Em um final de novembro, num piscar de olhos, lutando contra a dualidade do amanhã, ele chega e faz tudo parar. Tranquilo, precisa de um sentido, move-se sem fantasia, finge-se de verdade e se acomoda na forma humana sob a mesma colina. Chega bem perto, apenas para ser revivido. Talvez venha me ferir antes do final do dia.

É o passado que reconhece o seu lugar. Penso que para ele a chegada é mais uma diversão, visto que não pediu explicações sobre como me senti com a sua trégua. Como um leitor e as minhas palavras, fico entre voltas, aguardando as lágrimas e a solidão como em um final de domingo.

Lembro que tentei lutar contra ele e fiquei por um longo período anunciando o fim de uma dor. Roubei uma chave da sensibilidade ao esconder a minha posição e já tinha percebido as suas luzes se apagarem depois da cena. Pensei ter acendido um novo fogo para brilhar no escuro, mas o quarto ao lado girava com a sua sobrevida.

Não sei nesse momento o que faço para ele não durar a noite inteira e não consigo levantar voo. Cara a cara eu poderia dizer algo, mais ou mesmo como me sinto, mas não teria outra forma, que não parecesse o silêncio, uma dor ou uma justificativa. Logo, caminho para mais uma ilusão persistente.
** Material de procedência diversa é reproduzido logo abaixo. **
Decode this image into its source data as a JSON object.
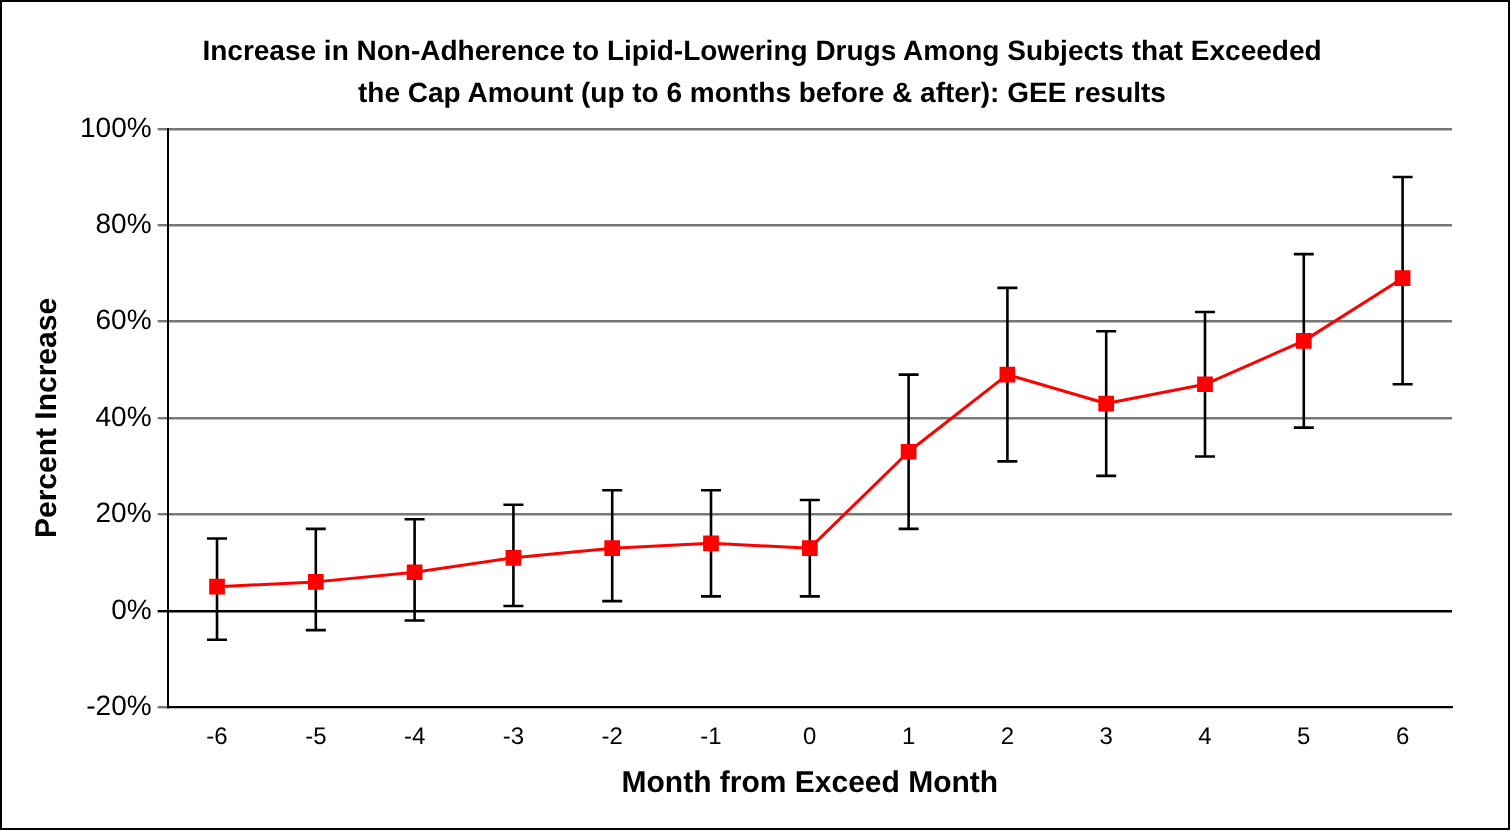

Sinto que o coração bate e a voz na minha cabeça grita como um tumor que poderia ter sido extirpado pela sua inadequação aos órgãos vitais. Sinto que ele devia ter sido tomado pela quimioterapia porque ele machucou de verdade, mas no escuro da plateia, ele se hospeda. Não sei o que significa, mas sei que é forte essa sensação do estar voltando.

Percebo a hora de abrir os olhos, mas estou presa no mesmo lugar. Digo que tenho que ir, mas ele segura as minhas mãos. Povoa a minha solidão e sinto que estou do mesmo lado em uma história em que ele poderia ter sido um texto encerrado. Ele já roubou a minha estrela e foi uma conversa silenciosa. Todavia a sua luz brilha para sentir o vento e me desconstrói sem nada de trivial. Não é bem vindo, mas traz a saudade de recordações nada abstratas.

Ele nunca me fez me sentir bem, não me fez me sentir segura, mas não se sente deslocado na realidade que já é minha. Não estou cega, sob pressão, sem esperança, mas ele se enterra sob as almofadas com intimidade e alcança o campo mais estreito que é a minha fragilidade, a minha compaixão, a minha rendição.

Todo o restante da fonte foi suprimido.